Bir yandan söylediklerimin gerçekliğine yazarken inandıkça bir yandan da tüm bu yazdıklarım bir dil yoklaması. Acaba kaybolmuş muyum? Acaba yazımın başında bahsettiğim digital dile aşırı maruz kalmak yüzünden dilimi yitirmiş miyim? Dil kimliktir çünkü. Sığınaktır, eylemdir. Olabildiğimizin sonucu ve olagelecek olanın anahtarıdır. Ele akan beyindir dil. Hayalin tüllerini aralayan mantığın pıtraklarından o tülü temizleyen… Kaybolmamışım gibi görünüyor. En azından geri dönüp yazdıklarımı okumaya tahammül edebiliyorum.

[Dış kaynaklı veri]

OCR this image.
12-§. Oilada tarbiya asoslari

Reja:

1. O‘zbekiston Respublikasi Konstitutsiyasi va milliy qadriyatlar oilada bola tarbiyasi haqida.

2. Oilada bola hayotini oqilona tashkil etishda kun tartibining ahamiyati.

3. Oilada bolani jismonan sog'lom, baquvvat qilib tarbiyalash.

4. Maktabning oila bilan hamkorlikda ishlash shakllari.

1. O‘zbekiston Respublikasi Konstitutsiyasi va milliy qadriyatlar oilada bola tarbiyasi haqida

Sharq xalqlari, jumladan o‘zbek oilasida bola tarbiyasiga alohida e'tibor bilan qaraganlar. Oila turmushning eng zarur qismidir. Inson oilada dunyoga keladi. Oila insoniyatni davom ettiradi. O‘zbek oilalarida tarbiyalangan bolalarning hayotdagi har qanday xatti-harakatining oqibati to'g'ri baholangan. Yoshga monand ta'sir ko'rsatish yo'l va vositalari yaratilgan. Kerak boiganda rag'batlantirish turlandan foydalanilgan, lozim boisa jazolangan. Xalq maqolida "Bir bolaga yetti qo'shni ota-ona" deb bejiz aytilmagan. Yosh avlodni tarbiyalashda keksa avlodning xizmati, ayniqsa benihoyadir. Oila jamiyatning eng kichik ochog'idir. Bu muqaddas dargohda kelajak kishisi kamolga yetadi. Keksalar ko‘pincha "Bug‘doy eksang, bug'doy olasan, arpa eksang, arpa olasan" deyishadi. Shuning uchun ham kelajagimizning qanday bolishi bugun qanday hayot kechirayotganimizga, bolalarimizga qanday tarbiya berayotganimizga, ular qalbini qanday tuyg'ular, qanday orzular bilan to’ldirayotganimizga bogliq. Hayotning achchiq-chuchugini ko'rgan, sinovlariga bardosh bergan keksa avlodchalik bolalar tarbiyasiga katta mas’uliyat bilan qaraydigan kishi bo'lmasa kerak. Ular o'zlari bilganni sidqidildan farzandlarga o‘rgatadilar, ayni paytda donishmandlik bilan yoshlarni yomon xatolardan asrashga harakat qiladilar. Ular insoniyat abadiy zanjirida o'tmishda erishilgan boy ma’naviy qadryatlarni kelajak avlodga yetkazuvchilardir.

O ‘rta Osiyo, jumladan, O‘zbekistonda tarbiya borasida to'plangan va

Basılı yayın dünyasında da sözünü ettiğim dil bozulması söz konusu. Gazetelerin kitap eklerinde keyifli bir düşünce ya da kitap tanıtım köşesine rastlamakta güçlük çekiyorum. Tesadüfen keşfettiğim yazarlar olmasa oradaki tanıtımların katkısı az. Bu biraz da artık sosyal medyaları hepimizin kendi kendimizin reklamcısıymışız gibi kullanmamızdan kaynaklanıyor. Giderek iyi bir eleştiri yazısı okumaktan ümidimizi kestiğimiz için zaten satılabilir olunması için doldurulmuş bir sütün gibi geliyor kitap eklerindeki bu köşeler de… Böyle böyle vardığım yer şu: Büyücünün Kızı diye bir kitapla karşılaştım. Kedilerin Dili diğer kitabı yazarın. Masalsı öyküler. Spencer Holst yazarı. Her iki kitaptaki öyküler rahat yazarının rahat anlatımıyla dikkat çekiyor. Yazarken eğlenenleri ya da eğlenmek için yazanları seviyorum. Bukowski gibi. Mark Twain gibi. Okuyucusunun güldüğü yerlerde yazarının da güldüğünü hissettiğim yazarlar. Büyücünün Kızı, şu cümleyle başlıyor: “Sarmaşıkların arasından bir kavun yuvarlandı…” ve öykünün sonunda bir kavuna dönüşmüş olduğunu anladığımız kız için söylenen şu cümleyle bitiyor; “çünkü gerçek bir büyücü asla nam salmamalıdır”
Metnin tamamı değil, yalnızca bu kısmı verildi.